Kurzer's Calico Traveler Lima Bean (Phaseolus lunatus)

These plump pretty lima beans comes in a kaleidoscope of colors and originated in Choctaw, Mississippi. Not only are they lovely to behold, they're very hardy annuals and productive, too, delighting gardeners with their bountiful crops. Sow these heirloom seeds three to four weeks after your area's average date of last frost, when the daytime temperature is around 65 degrees. Be sure to thin the plants four to six inches apart after the first signs of germination begin to appear.

  • USDA Growing Zones: 2 to 11.
  • Sun Exposure: Full sun.
  • Soil Needs: Loamy, well-draining, ample organic matter.
7
of 10

Easter Basket Mix Radish (Raphanus raphanistrum subsp. sativus)

This seed mix contains 15 heirloom varieties of some of the most colorful radishes out there. They are easy to grow, and besides yielding a lovely-looking crop, they offer an appetizing range of textures, too.

Radishes have the benefit of growing fast — you can harvest them as soon as three weeks after planting. They prefer consistent, even moisture, so consider putting a light layer of mulch around your plantings to help them lock in moisture during dry spells. They're annual, or sometimes biennial.

  • USDA Growing Zones: 2 to 10.
  • Sun Exposure: Full sun.
  • Soil Needs: Loamy, sandy, even moisture.
8
of 10

Succotash Bean (Phaseolus Vulgaris)

This ancient bean originating from the Narragansett American Indian tribe of Rhode Island germinates into a marvellous rich purple color. Each bean is around the size of a dime, and was traditionally used in northeastern indigenous succotash. Ideally grown in the north due to its ideal climate for their germination, coastal locations of the north are known to yield even healthier crops of this annual bean.

  • USDA Growing Zones: 3 to 10.
  • Sun Exposure: Full sun.
  • Soil Needs: Clay or loamy, fertile, well-draining.
9
of 10

Early Wonder Beet (Beta Vulgaris)

Early wonder beets in an outdoor container.

Lori Hutchinson / Flickr / CC BY-NC-ND 2.0

While there are many beautiful beets to choose from, early wonder beets are among the oldest of these annuals — they're a pre-1811 variety. Besides their tasty root, they produce an abundance of tall tender greens that you can swap for kale or spinach, too.

These beets take 50 days to mature and yield two to three inch beetroots. Beets prefer acidic soil, so if you only have a rocky or heavier clay variety around, try adding some wood ash — its potassium will enhance root growth.
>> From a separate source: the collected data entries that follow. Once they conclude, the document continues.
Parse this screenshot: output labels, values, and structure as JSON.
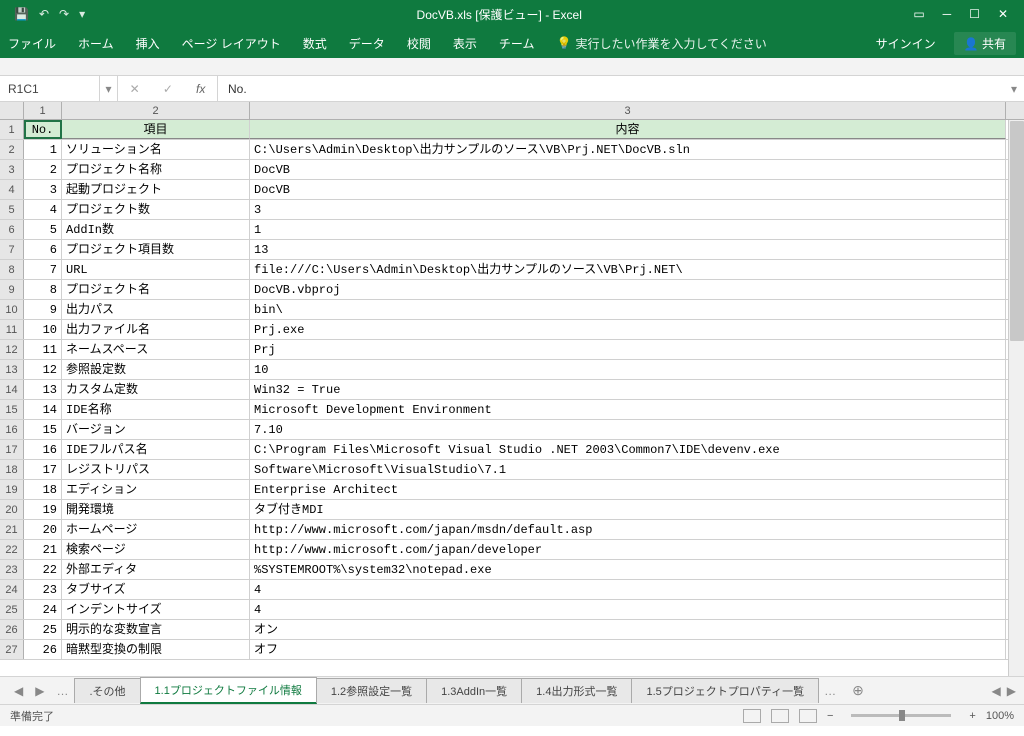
{
  "title": "DocVB.xls  [保護ビュー] - Excel",
  "ribbon": {
    "tabs": [
      "ファイル",
      "ホーム",
      "挿入",
      "ページ レイアウト",
      "数式",
      "データ",
      "校閲",
      "表示",
      "チーム"
    ],
    "tell_me": "実行したい作業を入力してください",
    "sign_in": "サインイン",
    "share": "共有"
  },
  "name_box": "R1C1",
  "formula": "No.",
  "columns": [
    "1",
    "2",
    "3"
  ],
  "header_row": {
    "no": "No.",
    "item": "項目",
    "content": "内容"
  },
  "rows": [
    {
      "r": "1",
      "no": "1",
      "item": "ソリューション名",
      "content": "C:\\Users\\Admin\\Desktop\\出力サンプルのソース\\VB\\Prj.NET\\DocVB.sln"
    },
    {
      "r": "2",
      "no": "2",
      "item": "プロジェクト名称",
      "content": "DocVB"
    },
    {
      "r": "3",
      "no": "3",
      "item": "起動プロジェクト",
      "content": "DocVB"
    },
    {
      "r": "4",
      "no": "4",
      "item": "プロジェクト数",
      "content": "3"
    },
    {
      "r": "5",
      "no": "5",
      "item": "AddIn数",
      "content": "1"
    },
    {
      "r": "6",
      "no": "6",
      "item": "プロジェクト項目数",
      "content": "13"
    },
    {
      "r": "7",
      "no": "7",
      "item": "URL",
      "content": "file:///C:\\Users\\Admin\\Desktop\\出力サンプルのソース\\VB\\Prj.NET\\"
    },
    {
      "r": "8",
      "no": "8",
      "item": "プロジェクト名",
      "content": "DocVB.vbproj"
    },
    {
      "r": "9",
      "no": "9",
      "item": "出力パス",
      "content": "bin\\"
    },
    {
      "r": "10",
      "no": "10",
      "item": "出力ファイル名",
      "content": "Prj.exe"
    },
    {
      "r": "11",
      "no": "11",
      "item": "ネームスペース",
      "content": "Prj"
    },
    {
      "r": "12",
      "no": "12",
      "item": "参照設定数",
      "content": "10"
    },
    {
      "r": "13",
      "no": "13",
      "item": "カスタム定数",
      "content": "Win32 = True"
    },
    {
      "r": "14",
      "no": "14",
      "item": "IDE名称",
      "content": "Microsoft Development Environment"
    },
    {
      "r": "15",
      "no": "15",
      "item": "バージョン",
      "content": "7.10"
    },
    {
      "r": "16",
      "no": "16",
      "item": "IDEフルパス名",
      "content": "C:\\Program Files\\Microsoft Visual Studio .NET 2003\\Common7\\IDE\\devenv.exe"
    },
    {
      "r": "17",
      "no": "17",
      "item": "レジストリパス",
      "content": "Software\\Microsoft\\VisualStudio\\7.1"
    },
    {
      "r": "18",
      "no": "18",
      "item": "エディション",
      "content": "Enterprise Architect"
    },
    {
      "r": "19",
      "no": "19",
      "item": "開発環境",
      "content": "タブ付きMDI"
    },
    {
      "r": "20",
      "no": "20",
      "item": "ホームページ",
      "content": "http://www.microsoft.com/japan/msdn/default.asp"
    },
    {
      "r": "21",
      "no": "21",
      "item": "検索ページ",
      "content": "http://www.microsoft.com/japan/developer"
    },
    {
      "r": "22",
      "no": "22",
      "item": "外部エディタ",
      "content": "%SYSTEMROOT%\\system32\\notepad.exe"
    },
    {
      "r": "23",
      "no": "23",
      "item": "タブサイズ",
      "content": "4"
    },
    {
      "r": "24",
      "no": "24",
      "item": "インデントサイズ",
      "content": "4"
    },
    {
      "r": "25",
      "no": "25",
      "item": "明示的な変数宣言",
      "content": "オン"
    },
    {
      "r": "26",
      "no": "26",
      "item": "暗黙型変換の制限",
      "content": "オフ"
    }
  ],
  "row_indices": [
    "1",
    "2",
    "3",
    "4",
    "5",
    "6",
    "7",
    "8",
    "9",
    "10",
    "11",
    "12",
    "13",
    "14",
    "15",
    "16",
    "17",
    "18",
    "19",
    "20",
    "21",
    "22",
    "23",
    "24",
    "25",
    "26",
    "27"
  ],
  "sheet_tabs": {
    "other": ".その他",
    "active": "1.1プロジェクトファイル情報",
    "t3": "1.2参照設定一覧",
    "t4": "1.3AddIn一覧",
    "t5": "1.4出力形式一覧",
    "t6": "1.5プロジェクトプロパティ一覧"
  },
  "status": {
    "ready": "準備完了",
    "zoom": "100%"
  }
}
  • USDA Growing Zones: 2 to 10.
  • Sun Exposure: Full to partial sun.
  • Soil Needs: Loamy, slightly acidic.
10
of 10

Brad's Atomic Grape Tomato (Solanum Lycopersicum)
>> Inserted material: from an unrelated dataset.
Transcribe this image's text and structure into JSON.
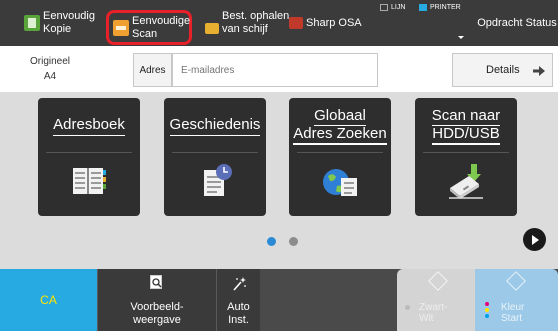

These tomatoes live up to their cute, kitschy name with coloring that turns from lavender with purple stripes to a mix of brilliant olive-green, red, and brownish blue when fully ripe. This release from Wild Boar Farms won best in show at the 2017 National Heirloom Expo, and is grown like other vining grape tomatoes.
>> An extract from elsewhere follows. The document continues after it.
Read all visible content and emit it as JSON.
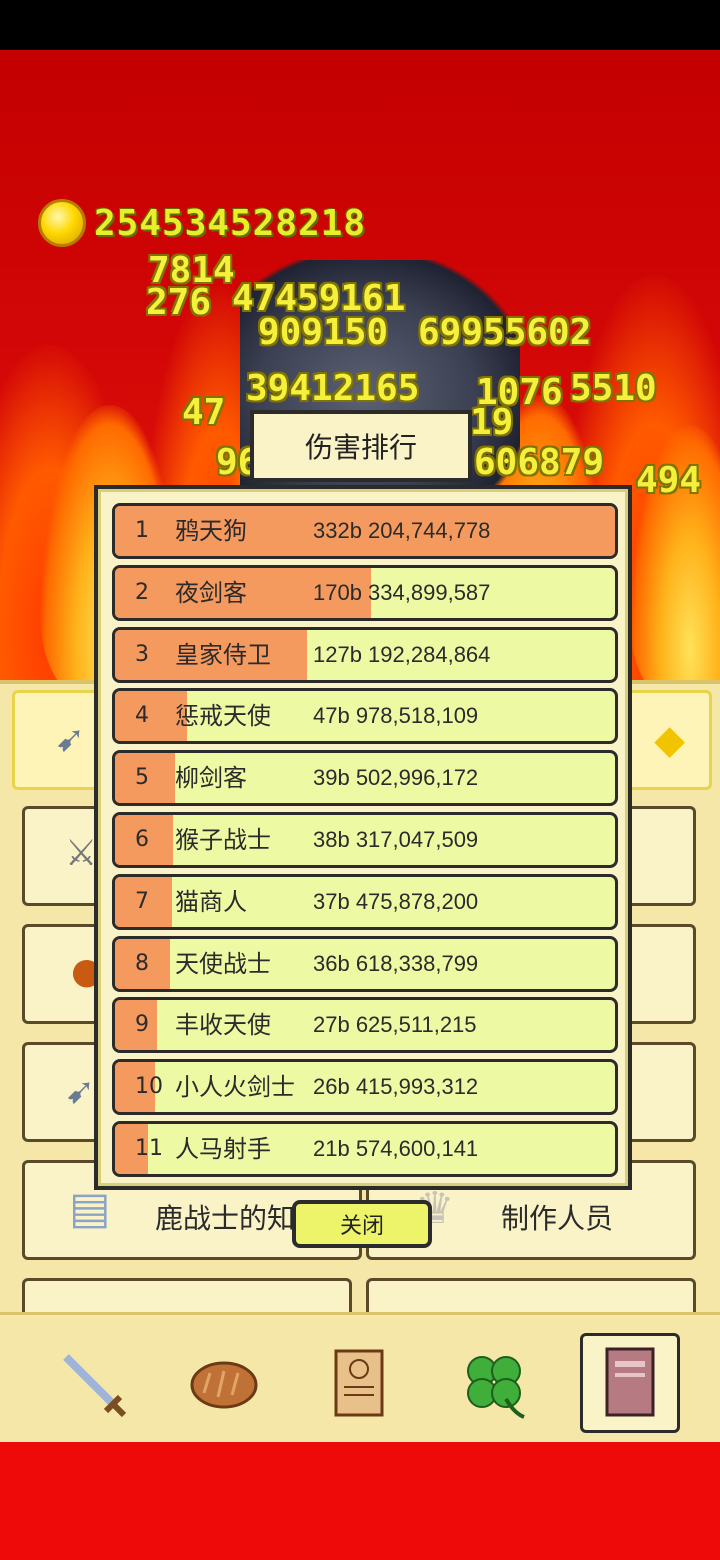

These sun worshipping annuals need around 6-10 hours of rays a day, and be sure to plant them as soon as the weather warms up in late spring — they can take up to 100 days to bear fruit.

  • USDA Growing Zones: 4 to 11.
  • Sun Exposure: Full sun.
  • Soil Needs: Loose, well-draining, ample organic matter.

To check if a plant is considered invasive in your area, go to the National Invasive Species Information Center or speak with your regional extension office or local gardening center.